Долгорукий поначалу заикнулся, что, мол, все, мною сказанное, ни к чему, потому как этой девки-зловреды он и в глаза не видал. Наверное, решил, что я не мытьем, так катаньем к ней подбираюсь. Я и тут спорить не стал – пусть говорит. Напомнил об одном – опасна она. Очень опасна. Если ей покажется, что княжна все равно стоит поперек ее дороги – не остановится ни перед чем. Он дочери лишится, а я – невесты.
– Я ведь тебе там во дворе правду про монастырь сказывал, – заикнулся он. – И за язык Марью никто не тянул. Уж больно она за это «пятно» осерчала.
– Верю, – отозвался я. – Но ты и другое в разум возьми. Обида девичья, как вешняя вода. Погодим немного, а там я сам к тебе приеду, в ноги к ней упаду, вымолю прощение. И поверь, никто ее так, как я, на всем белом свете любить никогда не будет. Богом она мне суждена, не иначе. К тому ж чем я тебе плох? Обидел? Но и ты, князь, меня пойми – когда тебя в глаза татем называют, кому оно приятно?! А потом и ты не сдержался, вот и получилось – коса на камень. Ты лучше другое возьми. Князь Воротынский ныне даже не боярин – слуга государев. Куда уж выше [11]. Я у него в чести. Да и государь, сам же ты видел, тоже ко мне с лаской.
Изрядно размякший от моего неподдельного радушия Долгорукий не преминул остеречь, что ласка государя, как лапа у кота – ныне бархатные подушечки, а завтра вострые коготки, но меня было уже не остановить.
– Деньгá? – вещал я. – Есть она у меня, и немалая. Чины? Тут да. Их я пока не имею. Но с другой стороны взять – какие мои годы. Будет, все будет.
– Как бы царь к тебе не мирволил, ни боярской шапки, ни даже окольничего тебе не видать, – резко перебил меня Долгорукий.
– Может, и так, – не стал спорить я. – Но ты вдумайся: неужто в этом счастье? Бог есть любовь, а ты хочешь…
Долго я говорил. Но и про Светозару проклятую не забывал. Говорят, кто-то из древних римлян каждую свою речь в сенате заканчивал словами «Карфаген должен быть разрушен» [12]. Пунктик такой у мужика был. Идефикс. Ну а учитывая, что я тоже вроде как фрязин, то бишь итальянец, да еще из Рима, мне сам бог велел пунктиком обзавестись. Словом, после второй братины я, о чем бы ни говорил, заканчивал одинаково: «А девку ты эту гони».
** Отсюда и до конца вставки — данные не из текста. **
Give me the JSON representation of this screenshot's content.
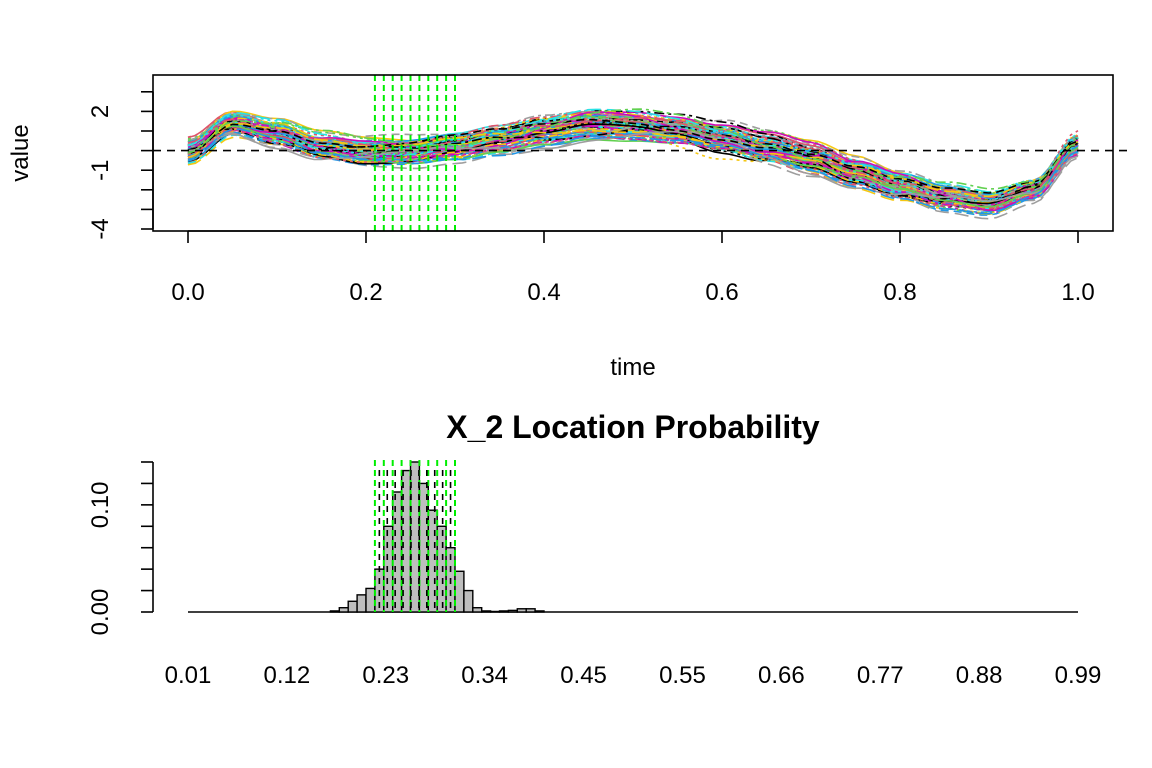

К тому времени когда Долгорукий уже засобирался уходить – темнело на улицах, того и гляди начнут ставить рогатки, – мы уже накачались с ним настолько, что сидели в обнимку, а я спел пару романсов на стихи Есенина.
– Это что же такое? – умиленно спросил Долгорукий, часто-часто моргая, чтобы согнать непрошенную слезу.
– Это Сергей… – туманно ответил я.
– Радонежский? – уточнил Андрей Тимофеевич. И, не дождавшись ответа, грустно отметил: – Вишь, божий человек, и то иной раз тосковал. Эва, какой кондак [13] сочинил.
– Не-э, – мотнул я головой. – Не Радонежский. Это Есенин.
– Мученик али святой? – полюбопытствовал князь.